Language: Logical compound assignment operators &&= and ||=

The following prints out true:

void main() {
  var a = false;
  a |= true;
  print(a);
}

So maybe it's already implemented?

No, that's a slightly different thing: The statement a |= true uses the operator | on bool, which is a regular operator. So expression evaluation for e1 | e2 is a regular instance method invocation. In particular, e2 _will_ be evaluated even in the case where e1 evaluates to true, and the same property holds for a |= e2 because it's defined in terms of an invocation of |.

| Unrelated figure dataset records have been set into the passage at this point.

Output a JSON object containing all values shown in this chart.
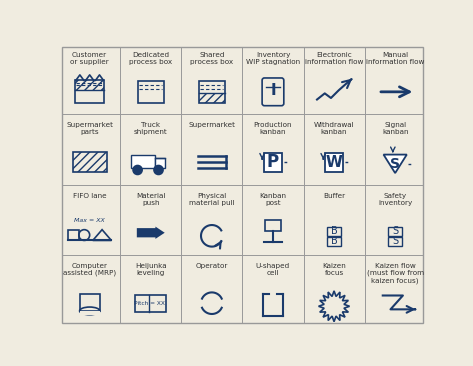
{
  "bg_color": "#f0ece0",
  "line_color": "#1a3a6b",
  "border_color": "#999999",
  "label_color": "#333333",
  "row_labels": [
    [
      "Customer\nor supplier",
      "Dedicated\nprocess box",
      "Shared\nprocess box",
      "Inventory\nWIP stagnation",
      "Electronic\ninformation flow",
      "Manual\ninformation flow"
    ],
    [
      "Supermarket\nparts",
      "Truck\nshipment",
      "Supermarket",
      "Production\nkanban",
      "Withdrawal\nkanban",
      "Signal\nkanban"
    ],
    [
      "FIFO lane",
      "Material\npush",
      "Physical\nmaterial pull",
      "Kanban\npost",
      "Buffer",
      "Safety\ninventory"
    ],
    [
      "Computer\nassisted (MRP)",
      "Heijunka\nleveling",
      "Operator",
      "U-shaped\ncell",
      "Kaizen\nfocus",
      "Kaizen flow\n(must flow from\nkaizen focus)"
    ]
  ],
  "label_fontsize": 5.2,
  "symbol_color": "#1a3a6b"
}
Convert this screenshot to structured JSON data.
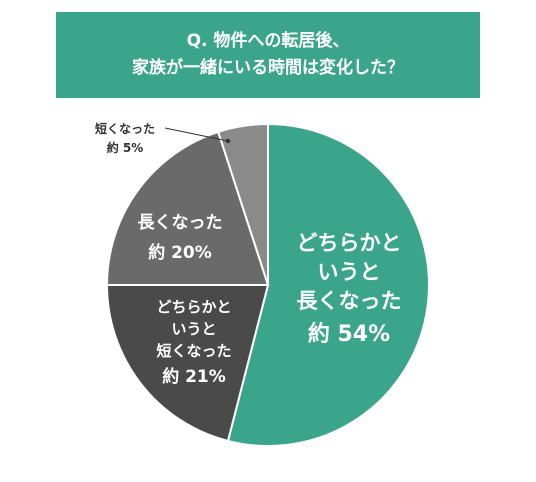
{
  "title": {
    "line1": "Q. 物件への転居後、",
    "line2": "家族が一緒にいる時間は変化した？"
  },
  "chart_data": {
    "type": "pie",
    "start": "top",
    "direction": "clockwise",
    "slices": [
      {
        "lines": [
          "どちらかと",
          "いうと",
          "長くなった"
        ],
        "value_label": "約 54%",
        "value": 54,
        "color": "#3aa58a"
      },
      {
        "lines": [
          "どちらかと",
          "いうと",
          "短くなった"
        ],
        "value_label": "約 21%",
        "value": 21,
        "color": "#4a4a4a"
      },
      {
        "lines": [
          "長くなった"
        ],
        "value_label": "約 20%",
        "value": 20,
        "color": "#6a6a6a"
      },
      {
        "lines": [
          "短くなった"
        ],
        "value_label": "約 5%",
        "value": 5,
        "color": "#8a8a8a"
      }
    ]
  }
}
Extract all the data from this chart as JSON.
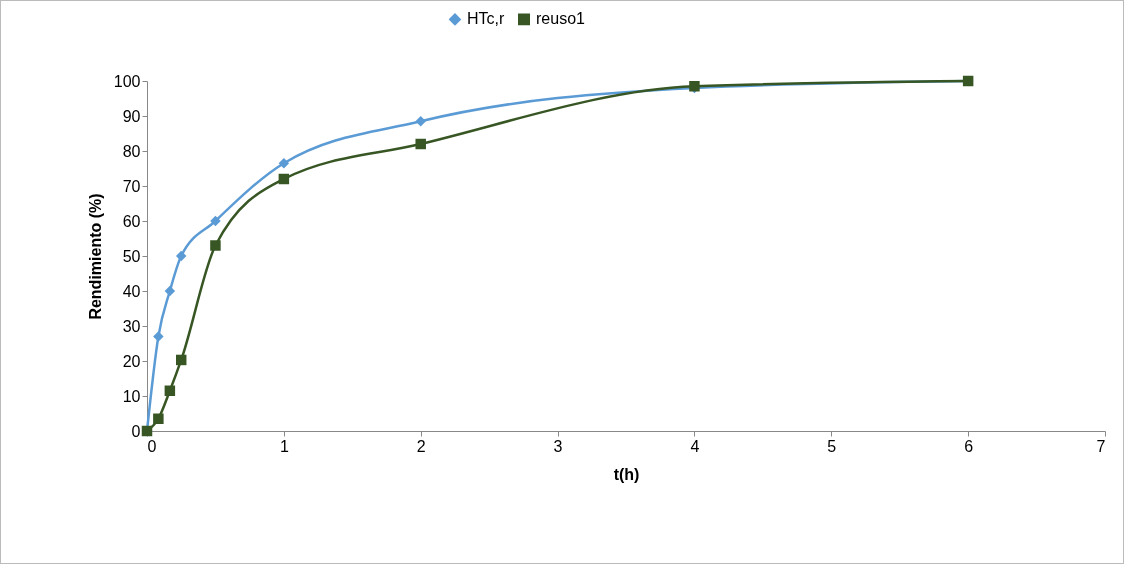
{
  "chart_data": {
    "type": "line",
    "xlabel": "t(h)",
    "ylabel": "Rendimiento (%)",
    "xlim": [
      0,
      7
    ],
    "xticks": [
      0,
      1,
      2,
      3,
      4,
      5,
      6,
      7
    ],
    "ylim": [
      0,
      100
    ],
    "yticks": [
      0,
      10,
      20,
      30,
      40,
      50,
      60,
      70,
      80,
      90,
      100
    ],
    "grid": false,
    "legend": "top",
    "series": [
      {
        "name": "HTc,r",
        "color": "#5b9bd5",
        "marker": "diamond",
        "x": [
          0,
          0.083,
          0.167,
          0.25,
          0.5,
          1,
          2,
          4,
          6
        ],
        "values": [
          0,
          27,
          40,
          50,
          60,
          76.5,
          88.5,
          98,
          100
        ]
      },
      {
        "name": "reuso1",
        "color": "#375623",
        "marker": "square",
        "x": [
          0,
          0.083,
          0.167,
          0.25,
          0.5,
          1,
          2,
          4,
          6
        ],
        "values": [
          0,
          3.5,
          11.5,
          20.3,
          53,
          72,
          82,
          98.5,
          100
        ]
      }
    ]
  }
}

This matters in practice, because you can use done ||= doWork() to skip the execution of doWork() in the case where done is already true.

Ah, I see.

Hey there, was this abandoned?

If I have this:

onPressed: doSomething,

I'd like to be able to do:

onPressed: doSomething && doSomethingElse || doSomethingElseEntirely,

By defining something like:

extension FunctionExtension on bool Function(String) {
  bool Function(String) operator &&=(bool Function(String) other) =>
      (String value) => this(value) || other(value);

  bool Function(String) ||=(bool Function(String) other) =>
      (String value) => this(value) && other(value);
}

It is not abandoned, cf. https://github.com/dart-lang/language/issues/1077. However, you cannot declare an instance operator for any compound assignment (+=, *=, etc.), and also not for && or || (because evaluation of e1 && e2 is different from a method invocation). But you can do this:

typedef F = bool Function(String);

extension LiftBool on F {
  F operator &(F other) => (s) => this(s) && other(s);
  F operator |(F other) => (s) => this(s) || other(s);
}

bool succeed(String s) { print('Succeed: $s'); return true; }
bool fail(String s) { print('Fail: $s'); return false; }
bool notReached(String s) => throw 'Not reached';

void main() {
  (succeed & succeed | notReached)('Hello');
  (fail & notReached | succeed)('world!');
}